Pfeiffer syndrome was named for German geneticist, Rudolf Arthur Pfeiffer, the first to describe it in 1964.

Pfeiffer Syndrome Characteristics.

Individuals with this syndrome are typically characterized by the following differences:
   -wide head across the front
   -short head from front-to-back
   -flat-looking face due to underdeveloped cheekbones, eye sockets, and lower jaw
   -shallowly-placed, bulging eyes that may be crossed or wide-set
   -small nose with an upwardly-tilted beak shape 
   -broad, short thumbs and big toes

Additional characteristics that may be present include:
   -cleft palate 
   -compromised sound conduction and hearing loss (in about 50 percent of cases)
   -nasal airway obstruction
   -webbing of the fingers of both hands and the toes of both feet

Pfeiffer syndrome is classified into three different types.  Type I is the mildest form and is most common. Patients with Types II or III have more severe symptoms and may experience problems with brain development.

Pfeiffer Syndrome Treatment.

Treatment usually includes surgical release of any fused skull sutures, facial advancement, eye surgery, staged orthodontics, and possibly palatal closure, nasal reconstruction and speech therapy.

What is the Cause of Pfeiffer Syndrome?

Pfeiffer syndrome results from an early closing (fusion) of up to three of the skull's sutures (coronal, lambdoidal, and sometimes, sagittal). The physical manifestations of Pfeiffer syndrome closely match those of Crouzon syndrome. Pfeiffer syndrome occurs with a frequency of one in 100,000 live births.

A baby’s skull is comprised of separate bones connected by sutures, rather than fused bone. These sutures allow the skull to expand as the brain grows. If any (or all) of these sutures close prematurely, the skull cannot grow/form as it usually would, resulting in what is known as craniosynostosis.    

In the case of a craniosynostosis-related syndrome, current research points to problems in the genes responsible for producing proteins to regulate cell growth rate and/or cell growth limits. Pfeiffer, Apert, Crouzon, Muenke, Pfeiffer, and Saethre-Chotzen syndromes fall into this craniosynostosis-related category.

During early development in the womb, a baby's FGFR-2 protein is supposed to direct immature cells to become bone cells. This protein also tells immature cells when to stop becoming bone cells. However, in craniosynostosis, we believe the FGFR-2 gene may not produce the FGFR-2 protein properly, so that it doesn’t know when to stop telling tissue to become bone.
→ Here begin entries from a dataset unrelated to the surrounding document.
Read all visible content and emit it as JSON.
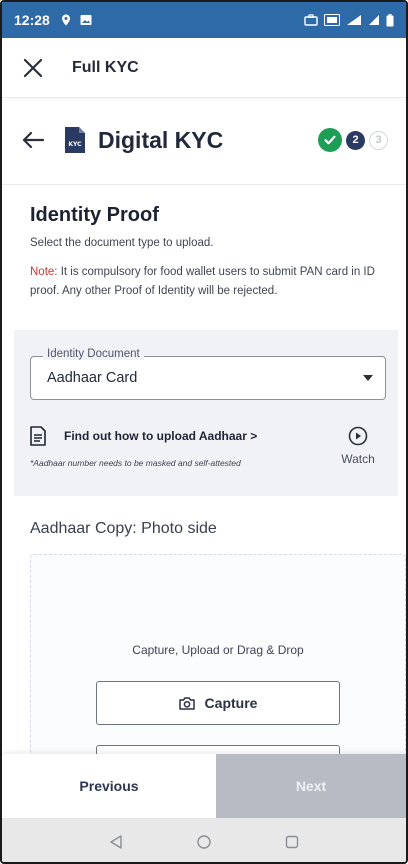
{
  "status_bar": {
    "time": "12:28",
    "icons": [
      "location-icon",
      "gallery-icon",
      "briefcase-icon",
      "volte-icon",
      "signal-icon",
      "signal-icon",
      "battery-icon"
    ]
  },
  "app_bar": {
    "title": "Full KYC",
    "close_icon": "close-icon"
  },
  "kyc_header": {
    "title": "Digital KYC",
    "icon_text": "KYC",
    "steps": [
      {
        "label": "",
        "state": "done"
      },
      {
        "label": "2",
        "state": "current"
      },
      {
        "label": "3",
        "state": "pending"
      }
    ]
  },
  "identity": {
    "heading": "Identity Proof",
    "subtitle": "Select the document type to upload.",
    "note_label": "Note:",
    "note_text": " It is compulsory for food wallet users to submit PAN card in ID proof. Any other Proof of Identity will be rejected."
  },
  "document_select": {
    "label": "Identity Document",
    "value": "Aadhaar Card"
  },
  "howto": {
    "link": "Find out how to upload Aadhaar >",
    "disclaimer": "*Aadhaar number needs to be masked and self-attested",
    "watch_label": "Watch"
  },
  "upload": {
    "title": "Aadhaar Copy: Photo side",
    "dropzone_text": "Capture, Upload or Drag & Drop",
    "capture_label": "Capture"
  },
  "actions": {
    "previous": "Previous",
    "next": "Next"
  },
  "colors": {
    "status_bar": "#2f6aa8",
    "step_done": "#1e9e55",
    "step_current": "#2b3a63",
    "note_label": "#d9302a",
    "next_disabled": "#b7bbc3"
  }
}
Without clear, “stop bone production” information, the soft sutures of the skull form fused bone before they should—impacting growth patterns and resulting in malformation(s).  In Pfeiffer syndrome, FGFR-1 may also be a factor.

The cause of Pfeiffer syndrome is a gene alteration, which is sporadic. There is no connection between anything the mother did (or didn’t do) to cause her baby to have Pfeiffer syndrome. If neither parent has Pfeiffer syndrome, their chances of having another child with Pfeiffer is minimal. If a parent has Pfeiffer syndrome, the chances that one or all of his/her children will have it are approximately 50 percent.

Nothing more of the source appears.